When installing Orchest in remote machines, such as AWS EC2 instances, you will need to set up a reverse proxy that redirects traffic to the application appropriately. Here is an example on how to do it on an Ubuntu-based EC2 machine using nginx:

sudo apt-get install -y nginx

# Make Orchest accessible on the instance through localorchest.io
minikube ip | xargs printf "%s localorchest.io" | sudo tee -a  /etc/hosts

# Set up a reverse proxy that listens on port 80 of the host
# and routes traffic to Orchest
sudo cat << EOF > /etc/nginx/sites-available/localorchest.io
map $http_upgrade $connection_upgrade {
    default upgrade;
    ''      close;
}

server {
    listen 80 default_server;
    listen [::]:80 default_server;

    server_name orchest;

    location / {
        proxy_pass http://localorchest.io;

        # For project or file manager uploads.
        client_max_body_size 0;

        # WebSocket support.
        proxy_http_version 1.1;
        proxy_set_header X-Forwarded-For $proxy_add_x_forwarded_for;
        proxy_set_header Host $host;
        proxy_set_header Upgrade $http_upgrade;
        proxy_set_header Connection $connection_upgrade;
        proxy_read_timeout 86400;
    }
}
EOF

sudo ln -s /etc/nginx/sites-available/localorchest.io /etc/nginx/sites-enabled/
# Remove default_server.
sudo truncate -s 0 /etc/nginx/sites-available/default
sudo service nginx restart

Scarse (CPU) resources - tweak DNS settings#

This section applies mostly to single-node deployments as otherwise you can configure your Kubernetes cluster to scale with respect to the current load or separate your control plane nodes from your worker nodes.

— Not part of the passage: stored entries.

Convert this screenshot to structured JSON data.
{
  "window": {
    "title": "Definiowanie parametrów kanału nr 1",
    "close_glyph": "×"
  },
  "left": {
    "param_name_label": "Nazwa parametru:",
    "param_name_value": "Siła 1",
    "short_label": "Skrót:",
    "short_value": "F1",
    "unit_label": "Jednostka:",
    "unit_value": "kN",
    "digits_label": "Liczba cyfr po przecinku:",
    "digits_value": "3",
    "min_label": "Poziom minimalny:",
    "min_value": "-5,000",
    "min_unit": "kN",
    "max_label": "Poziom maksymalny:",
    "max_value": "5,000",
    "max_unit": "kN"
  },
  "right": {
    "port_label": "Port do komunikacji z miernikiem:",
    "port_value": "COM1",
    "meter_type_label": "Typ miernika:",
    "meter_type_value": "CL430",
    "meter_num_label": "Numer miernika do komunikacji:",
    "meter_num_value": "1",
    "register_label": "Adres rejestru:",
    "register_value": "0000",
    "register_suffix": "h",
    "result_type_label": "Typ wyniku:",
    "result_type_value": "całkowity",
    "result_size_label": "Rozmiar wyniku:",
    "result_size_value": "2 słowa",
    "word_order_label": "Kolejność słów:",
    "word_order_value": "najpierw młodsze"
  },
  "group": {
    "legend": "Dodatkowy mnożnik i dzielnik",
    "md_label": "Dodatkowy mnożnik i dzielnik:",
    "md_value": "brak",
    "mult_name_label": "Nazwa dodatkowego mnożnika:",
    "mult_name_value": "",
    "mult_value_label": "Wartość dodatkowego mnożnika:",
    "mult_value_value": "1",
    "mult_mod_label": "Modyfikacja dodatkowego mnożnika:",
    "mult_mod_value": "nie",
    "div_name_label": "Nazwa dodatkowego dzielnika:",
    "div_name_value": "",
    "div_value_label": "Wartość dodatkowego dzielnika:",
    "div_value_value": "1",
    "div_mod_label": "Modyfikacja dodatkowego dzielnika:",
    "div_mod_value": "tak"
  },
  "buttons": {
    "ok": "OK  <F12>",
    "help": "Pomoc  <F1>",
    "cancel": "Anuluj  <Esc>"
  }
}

During times of CPU resource contention, the CoreDNS pod could start failing its readinessProbe leading to kube-proxy updating iptables rules to stop routing traffic to the pod (k8s docs), for which it uses the REJECT target. This means that DNS queries will start failing immediately without the configured resolver timeout being respected (in Orchest we use a timeout of 10 seconds with 5 attempts). In order to respect the timeout instead of failing immediately, you can tweak the readinessProbe or simply remove it by editing the manifest of the coredns deployment:

kubectl edit -n kube-system deploy coredns

Note

👀 For Minikube users we automatically take care of this. Even the warning below doesn’t apply.

Warning

Configuration changes of CoreDNS will be lost when executing kubeadm upgrade apply – see Kubernetes docs. Thus you will have to reapply your changes whenever you run kubeadm upgrade apply.

Why? Well, the CoreDNS manifests are hardcoded in kubeadm, thus if kubeadm init phase addon coredns is ever invoked, then your changes to the configuration of CoreDNS are lost.

What can I do about it? If you are using kubeadm directly, then you could skip the kubeadm addon phase and deploy the respective addons yourself. Or you could just reapply your CoreDNS manifest changes each time.

Closing notes#

Authentication is disabled by default after installation. Check out the Orchest settings to learn how to enable it.